Understanding diversity in our portfolio
For nonprofits and startups led by people of color (POC) and women, access to financial capital is a significant challenge. Each year, an average of just 4% of philanthropic funding in the US goes to nonprofits led by Black or Latinx leaders. In 2019, female startup founders in the US received only 2.8% and Black founders 1% of venture capital funding, respectively. 0.27% of venture capital went to Black women and 0.37% went to Latina women.
In grappling with the complexity of the issue, we went directly to the leaders in our portfolio. We collected data from 29 nonprofits and startups on 1) the organizations’ current diversity data collection practices and 2) the racial and gender composition of the organizations’ senior leadership.
The responses we received about their diversity data collection practices were encouraging. DEI is top of mind for all, 86% of organizations collect diversity data, and almost all organizations use diversity data to inform their hiring practices. The leadership composition data, however, made clear that a lot of work still needs to be done. As funders we are committed to inclusive practices, especially for those who have been traditionally underrepresented in venture capital and philanthropic funding. Below are the three key takeaways from the survey:
#1: Fourteen percent of our portfolio organizations are led by people of color
14% of the founders/CEOs in our portfolio identified as people of color. About half of the organizations had POC representation in senior leadership.
14% portfolio organizations had POC* founders and/or CEOs
#2. Nearly half of our portfolio organizations are led by women
Women are well represented in our portfolio, with 48% of organizations led or founded by women, and 86% with women represented in senior leadership. However, we observed variations across our three impact opportunity areas and lower female representation in the startups we fund compared to the nonprofits.
#3. Organizations operating outside the US have little local representation in senior leadership
Given that half of our portfolio primarily operates outside of the US, underrepresentation must be considered within the regional context in which our grantees and investees work. Currently, the majority of these global organizations are led by Americans rather than more proximate founders.
Our commitments to grow the funding pipeline of diverse changemakers
“We must change the processes and systems that reinforce bias in impact investing and philanthropy. Opening up our sourcing is one way we can grow the funding pipeline of diverse changemakers” says Ishita Jain, Impact Data & Insights Manager at the Autodesk Foundation.

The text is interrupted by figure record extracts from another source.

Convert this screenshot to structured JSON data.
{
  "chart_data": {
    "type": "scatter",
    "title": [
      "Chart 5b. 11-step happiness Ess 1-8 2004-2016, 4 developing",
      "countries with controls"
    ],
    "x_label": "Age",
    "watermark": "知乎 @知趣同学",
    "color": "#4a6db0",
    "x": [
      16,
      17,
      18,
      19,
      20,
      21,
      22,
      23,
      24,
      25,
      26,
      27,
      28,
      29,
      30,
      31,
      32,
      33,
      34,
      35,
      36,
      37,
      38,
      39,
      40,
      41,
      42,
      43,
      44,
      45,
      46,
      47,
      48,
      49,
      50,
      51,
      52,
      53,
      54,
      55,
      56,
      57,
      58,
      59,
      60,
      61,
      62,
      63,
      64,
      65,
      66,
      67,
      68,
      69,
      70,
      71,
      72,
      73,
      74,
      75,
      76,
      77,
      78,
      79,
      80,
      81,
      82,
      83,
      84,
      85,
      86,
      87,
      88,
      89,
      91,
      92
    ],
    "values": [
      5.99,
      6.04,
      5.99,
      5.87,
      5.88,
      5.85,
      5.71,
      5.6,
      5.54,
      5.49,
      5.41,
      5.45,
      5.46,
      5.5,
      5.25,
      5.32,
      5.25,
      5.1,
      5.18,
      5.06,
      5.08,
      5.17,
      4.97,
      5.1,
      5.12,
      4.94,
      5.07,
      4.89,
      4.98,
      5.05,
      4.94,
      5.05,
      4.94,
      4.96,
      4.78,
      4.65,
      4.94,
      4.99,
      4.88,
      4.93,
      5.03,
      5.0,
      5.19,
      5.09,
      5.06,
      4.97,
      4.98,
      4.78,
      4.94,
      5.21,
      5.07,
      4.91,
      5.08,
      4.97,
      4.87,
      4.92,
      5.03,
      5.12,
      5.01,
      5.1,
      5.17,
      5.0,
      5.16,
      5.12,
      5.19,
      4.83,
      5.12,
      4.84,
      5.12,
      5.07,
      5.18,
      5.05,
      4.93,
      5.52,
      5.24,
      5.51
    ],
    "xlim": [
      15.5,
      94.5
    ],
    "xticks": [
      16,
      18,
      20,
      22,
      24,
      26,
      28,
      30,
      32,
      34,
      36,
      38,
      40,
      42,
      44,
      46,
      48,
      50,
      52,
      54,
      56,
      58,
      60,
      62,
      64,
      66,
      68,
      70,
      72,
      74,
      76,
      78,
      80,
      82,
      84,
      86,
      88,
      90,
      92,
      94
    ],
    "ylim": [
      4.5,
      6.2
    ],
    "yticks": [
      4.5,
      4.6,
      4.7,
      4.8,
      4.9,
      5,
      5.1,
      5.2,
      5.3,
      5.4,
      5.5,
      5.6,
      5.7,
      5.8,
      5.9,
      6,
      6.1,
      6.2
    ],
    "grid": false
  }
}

Studies show that this stark difference in who gets capital is in large part driven by who is even considered; it can be incredibly difficult to get one’s organization in front of an institutional funder. This is due to the outsized role of networks, warm referrals, and “invite only” stances in funders’ recruitment practices (known as “sourcing”). With the clarity provided by the results of our portfolio survey, we are overhauling our sourcing practices to increase the number and diversity of the candidates we consider for funding. We are committed to creating a more representative and inclusive portfolio and are on track to meet the following three objectives by the end of fiscal year 2022:
- Increase geographic and demographic diversity of leadership across the portfolio.
We aim to at least doubling the number of organizations led by people of color, and tripling Black, Latinx leadership in particular. This also means maintaining female executive representation above 30% across both nonprofits and startups. We also aim to support more proximate leaders outside the US and will be gathering more data to guide the process.

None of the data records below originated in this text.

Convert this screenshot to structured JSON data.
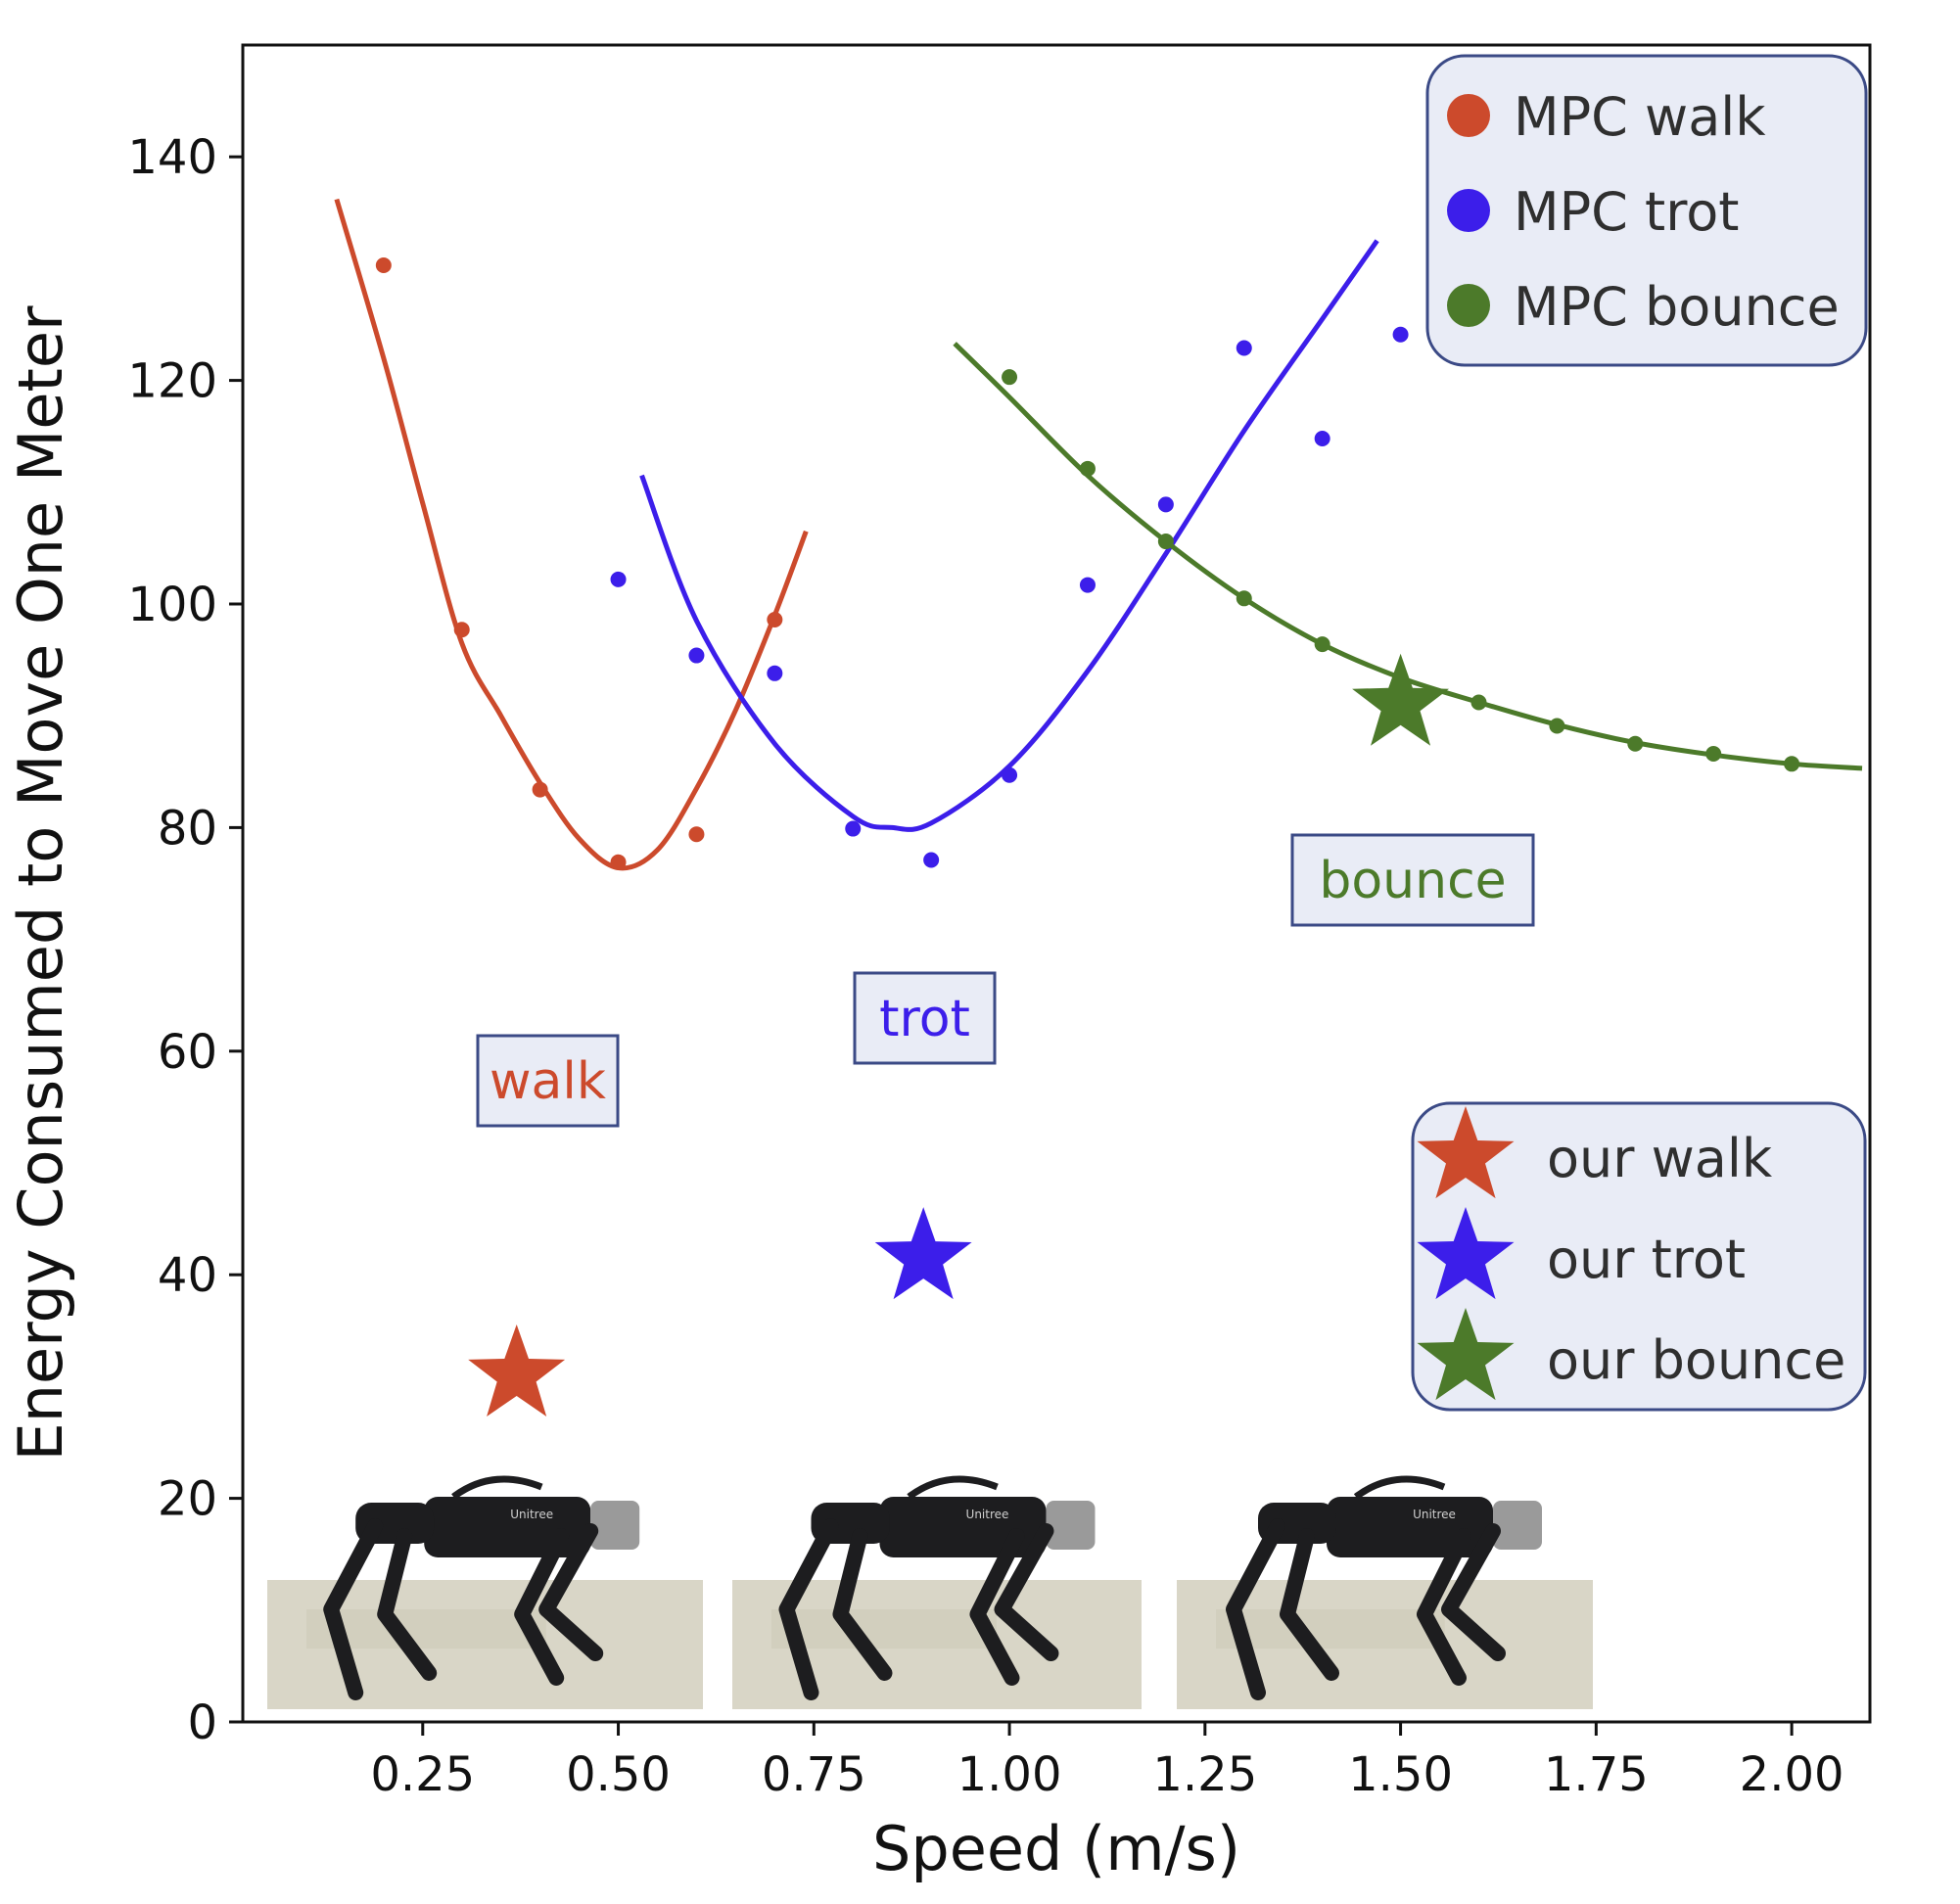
{
  "chart_data": {
    "type": "scatter",
    "xlabel": "Speed (m/s)",
    "ylabel": "Energy Consumed to Move One Meter",
    "xlim": [
      0.02,
      2.1
    ],
    "ylim": [
      0,
      150
    ],
    "xticks": [
      0.25,
      0.5,
      0.75,
      1.0,
      1.25,
      1.5,
      1.75,
      2.0
    ],
    "xtick_labels": [
      "0.25",
      "0.50",
      "0.75",
      "1.00",
      "1.25",
      "1.50",
      "1.75",
      "2.00"
    ],
    "yticks": [
      0,
      20,
      40,
      60,
      80,
      100,
      120,
      140
    ],
    "ytick_labels": [
      "0",
      "20",
      "40",
      "60",
      "80",
      "100",
      "120",
      "140"
    ],
    "grid": false,
    "series": [
      {
        "name": "MPC walk",
        "color": "#cc4a2c",
        "points": [
          [
            0.2,
            130.3
          ],
          [
            0.3,
            97.7
          ],
          [
            0.4,
            83.4
          ],
          [
            0.5,
            76.9
          ],
          [
            0.6,
            79.4
          ],
          [
            0.7,
            98.6
          ]
        ],
        "fit": [
          [
            0.14,
            136.2
          ],
          [
            0.2,
            122.0
          ],
          [
            0.25,
            109.0
          ],
          [
            0.3,
            96.5
          ],
          [
            0.35,
            90.0
          ],
          [
            0.4,
            84.0
          ],
          [
            0.45,
            79.0
          ],
          [
            0.5,
            76.4
          ],
          [
            0.55,
            78.0
          ],
          [
            0.6,
            83.5
          ],
          [
            0.65,
            90.5
          ],
          [
            0.7,
            99.0
          ],
          [
            0.74,
            106.5
          ]
        ]
      },
      {
        "name": "MPC trot",
        "color": "#3c1eea",
        "points": [
          [
            0.5,
            102.2
          ],
          [
            0.6,
            95.4
          ],
          [
            0.7,
            93.8
          ],
          [
            0.8,
            79.9
          ],
          [
            0.9,
            77.1
          ],
          [
            1.0,
            84.7
          ],
          [
            1.1,
            101.7
          ],
          [
            1.2,
            108.9
          ],
          [
            1.3,
            122.9
          ],
          [
            1.4,
            114.8
          ],
          [
            1.5,
            124.1
          ]
        ],
        "fit": [
          [
            0.53,
            111.5
          ],
          [
            0.6,
            98.5
          ],
          [
            0.7,
            87.5
          ],
          [
            0.8,
            81.0
          ],
          [
            0.85,
            80.0
          ],
          [
            0.9,
            80.4
          ],
          [
            1.0,
            85.5
          ],
          [
            1.1,
            94.0
          ],
          [
            1.2,
            104.5
          ],
          [
            1.3,
            115.5
          ],
          [
            1.4,
            125.5
          ],
          [
            1.47,
            132.5
          ]
        ]
      },
      {
        "name": "MPC bounce",
        "color": "#4c7a2a",
        "points": [
          [
            1.0,
            120.3
          ],
          [
            1.1,
            112.1
          ],
          [
            1.2,
            105.6
          ],
          [
            1.3,
            100.5
          ],
          [
            1.4,
            96.4
          ],
          [
            1.5,
            93.4
          ],
          [
            1.6,
            91.2
          ],
          [
            1.7,
            89.1
          ],
          [
            1.8,
            87.5
          ],
          [
            1.9,
            86.6
          ],
          [
            2.0,
            85.7
          ]
        ],
        "fit": [
          [
            0.93,
            123.3
          ],
          [
            1.0,
            118.5
          ],
          [
            1.1,
            111.5
          ],
          [
            1.2,
            105.6
          ],
          [
            1.3,
            100.5
          ],
          [
            1.4,
            96.4
          ],
          [
            1.5,
            93.4
          ],
          [
            1.6,
            91.2
          ],
          [
            1.7,
            89.2
          ],
          [
            1.8,
            87.6
          ],
          [
            1.9,
            86.5
          ],
          [
            2.0,
            85.7
          ],
          [
            2.09,
            85.3
          ]
        ]
      }
    ],
    "stars": [
      {
        "name": "our walk",
        "color": "#cc4a2c",
        "x": 0.37,
        "y": 31.0
      },
      {
        "name": "our trot",
        "color": "#3c1eea",
        "x": 0.89,
        "y": 41.5
      },
      {
        "name": "our bounce",
        "color": "#4c7a2a",
        "x": 1.5,
        "y": 91.0
      }
    ],
    "annotations": [
      {
        "text": "walk",
        "color": "#cc4a2c",
        "x": 0.42,
        "y": 58.0
      },
      {
        "text": "trot",
        "color": "#3c1eea",
        "x": 0.9,
        "y": 63.7
      },
      {
        "text": "bounce",
        "color": "#4c7a2a",
        "x": 1.49,
        "y": 75.8
      }
    ],
    "legend_top": {
      "placement": "top-right",
      "entries": [
        "MPC walk",
        "MPC trot",
        "MPC bounce"
      ]
    },
    "legend_bottom": {
      "placement": "lower-right",
      "entries": [
        "our walk",
        "our trot",
        "our bounce"
      ]
    },
    "robot_photos": [
      {
        "name": "walk",
        "brand": "Unitree"
      },
      {
        "name": "trot",
        "brand": "Unitree"
      },
      {
        "name": "bounce",
        "brand": "Unitree"
      }
    ]
  },
  "colors": {
    "axis": "#111111",
    "box_fill": "#e9ecf6",
    "box_border": "#3b4a86",
    "floor": "#d9d6c7",
    "robot": "#1d1d1f"
  }
}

- Apply an equity lens across all Impact Opportunity Areas.
Given the range of geographies, issue areas, and solutions we consider, our efforts will strive to reflect the specific DEI challenges and opportunities relevant to those contexts. For example, race-related barriers to employment in the US is an equity issue intertwined with solutions we fund in the Work & Prosperity portfolio, whereas the intersection of gender and poverty are challenges present across sectors within our Health & Resilience portfolio.
- Increase transparency and accountability to Foundation stakeholders.
Our ways of working must also reflect DEI values. We made an intentional shift from referral only sourcing to open sourcing: any organization may now refer itself to our team for review using our Discovery Form which is available on Autodesk.org. Further, this article is part of a larger effort to remain transparent and accountable to our stakeholders throughout our DEI journey, including Autodesk, our Autodesk colleagues, our portfolio organizations, and the communities we reach.
This is an evolving and complex area of work and we value hearing the perspectives and insights of the broader community.